From solution perspective, It becomes new challenges around how to integrate with cloud, how to handle security, how to handle RASP (Performance in particular).
Other than the cloud trend, the other trend is the regular debate of orchestration vs choreography. So for every industry or cross-industry problem there are many packaged applications, now these applications also provide regular supporting peripheral/plumbing functionality. For example, an Order-Management App will have its own inbuilt workflow, will have OOB UI to manage the process flow or administration. Now the debate is whether to use the App's such in-built features or to use an esb/bpel layer to unify these functionalities centrally across applications.

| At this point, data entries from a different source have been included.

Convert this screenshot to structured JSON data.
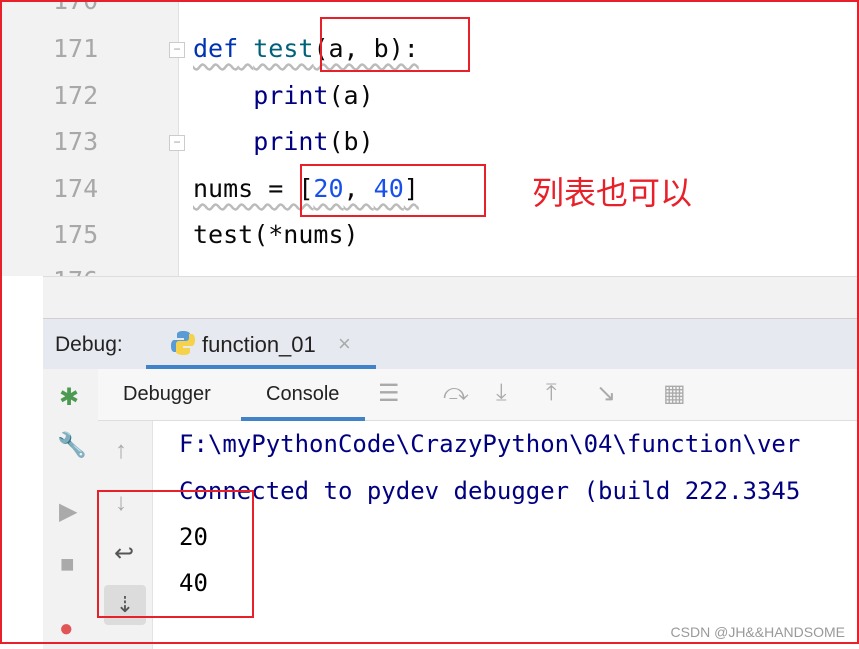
{
  "editor": {
    "line_numbers": [
      "170",
      "171",
      "172",
      "173",
      "174",
      "175",
      "176"
    ],
    "lines": {
      "l171": {
        "kw": "def",
        "fn": "test",
        "rest": "(a, b):"
      },
      "l172": {
        "indent": "    ",
        "bi": "print",
        "rest": "(a)"
      },
      "l173": {
        "indent": "    ",
        "bi": "print",
        "rest": "(b)"
      },
      "l174": {
        "pre": "nums = [",
        "n1": "20",
        "sep": ", ",
        "n2": "40",
        "post": "]"
      },
      "l175": {
        "text": "test(*nums)"
      }
    }
  },
  "annotation": {
    "note": "列表也可以",
    "color": "#e8202a"
  },
  "debug": {
    "label": "Debug:",
    "tab": "function_01",
    "close": "×",
    "subtabs": [
      "Debugger",
      "Console"
    ],
    "active_subtab": "Console"
  },
  "console": {
    "lines": [
      "F:\\myPythonCode\\CrazyPython\\04\\function\\ver",
      "Connected to pydev debugger (build 222.3345",
      "20",
      "40"
    ]
  },
  "watermark": "CSDN @JH&&HANDSOME",
  "colors": {
    "accent": "#4083c9",
    "keyword": "#0033b3",
    "number": "#1750eb"
  }
}
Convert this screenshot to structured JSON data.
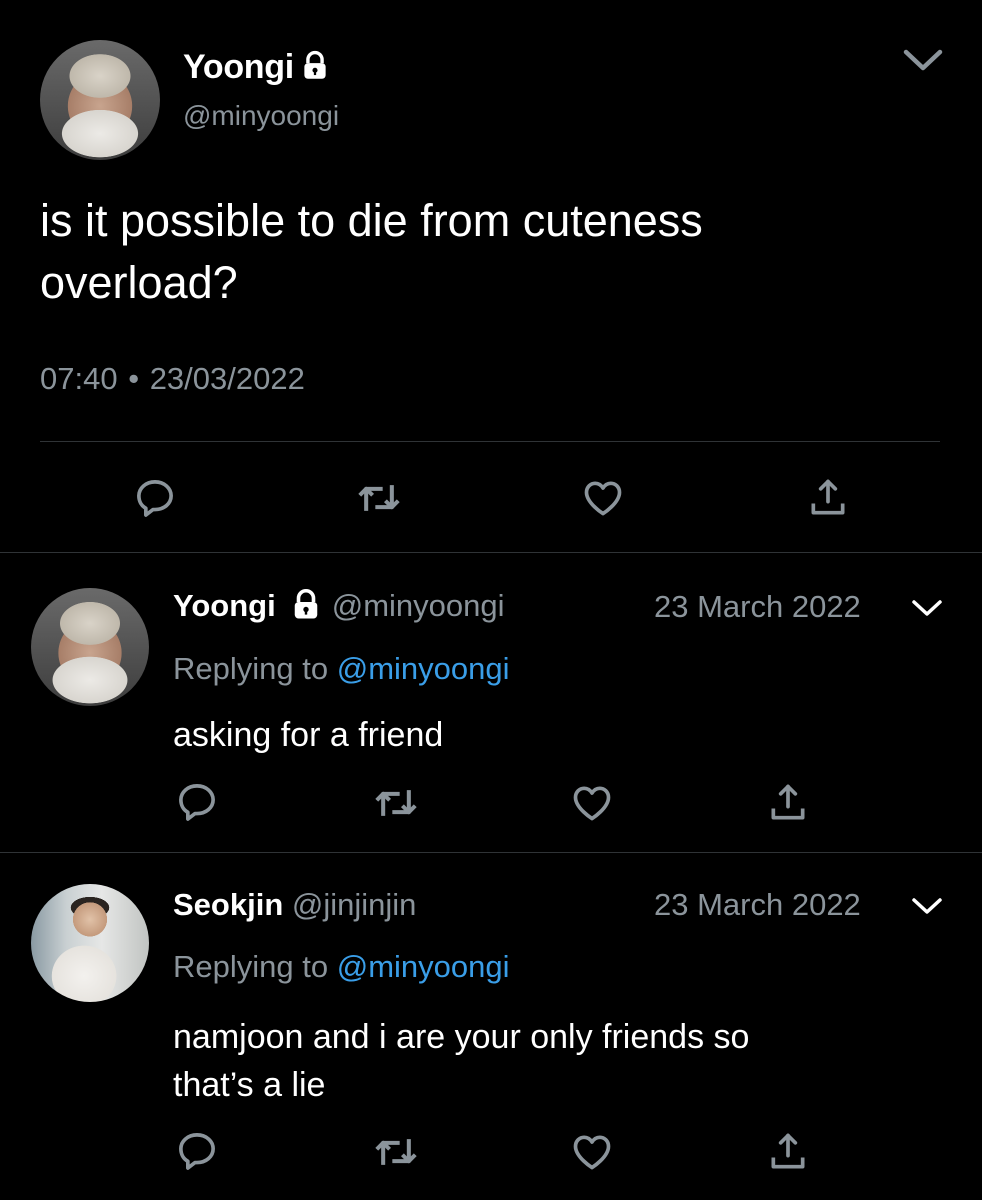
{
  "main_tweet": {
    "display_name": "Yoongi",
    "handle": "@minyoongi",
    "text_line1": "is it possible to die from cuteness",
    "text_line2": "overload?",
    "time": "07:40",
    "separator": "•",
    "date": "23/03/2022",
    "avatar_icon": "yoongi-avatar",
    "lock_icon": "lock-icon"
  },
  "replies": [
    {
      "display_name": "Yoongi",
      "handle": "@minyoongi",
      "date": "23 March 2022",
      "replying_label": "Replying to",
      "replying_to": "@minyoongi",
      "text_line1": "asking for a friend",
      "text_line2": ""
    },
    {
      "display_name": "Seokjin",
      "handle": "@jinjinjin",
      "date": "23 March 2022",
      "replying_label": "Replying to",
      "replying_to": "@minyoongi",
      "text_line1": "namjoon and i are your only friends so",
      "text_line2": "that’s a lie"
    }
  ],
  "colors": {
    "background": "#000000",
    "text": "#ffffff",
    "secondary": "#8b949b",
    "link": "#3a9ee8",
    "divider": "#2f3336"
  },
  "actions": [
    "reply-icon",
    "retweet-icon",
    "like-icon",
    "share-icon"
  ]
}
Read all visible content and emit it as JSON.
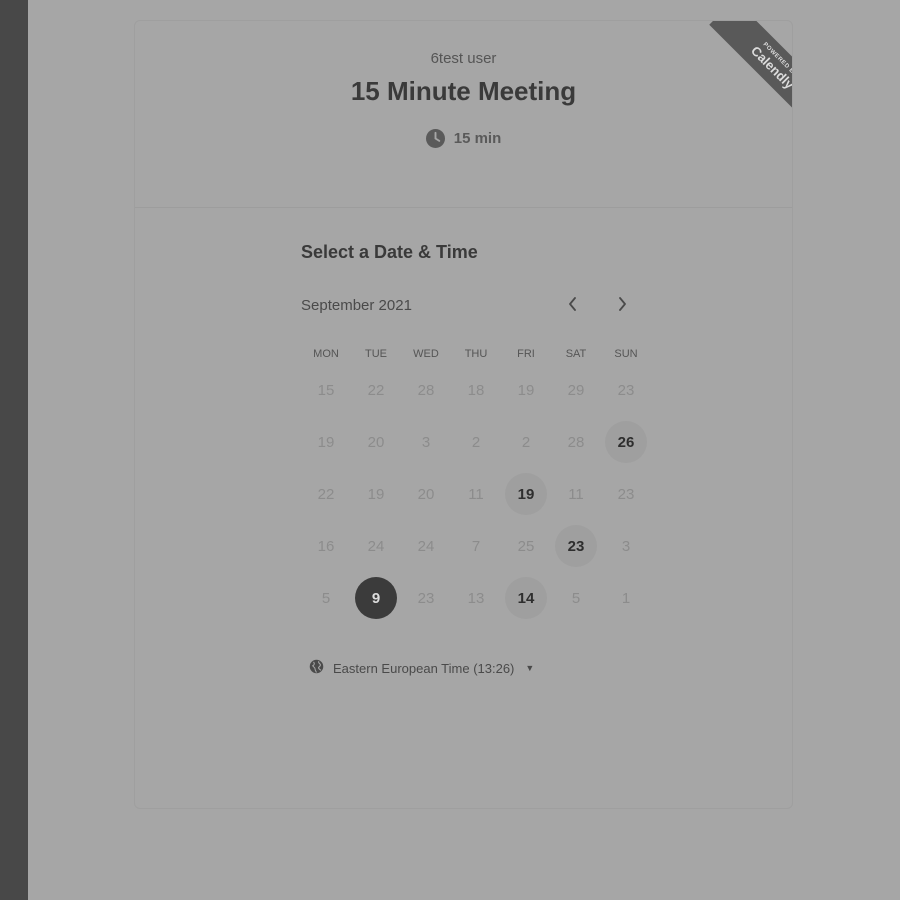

That's the choreography vs orchestration debate, ESB for stateless choreography and BPEL/BPM for stateful orchestration.
Either way positioning an ESB is easy, with all the security and visibility story around services. Positioning the BPM story is a challenge, customers in hurry resort to point-to-point integrations and some even don't go for commercial esbs. That's another trend I saw open-source ESBs the entire story around JBI, Mule, Fuse, Spring, OSGi etc.
Another trend I see is customers are more interested in data/dw, bi/reporting, mdm etc. And different compliance requirements are driving lot of strategic projects in this area.
My next interest is to find architecture patterns, how soa/bpm/e2.0 can be used both strategically and tactically, particularly oracle soa.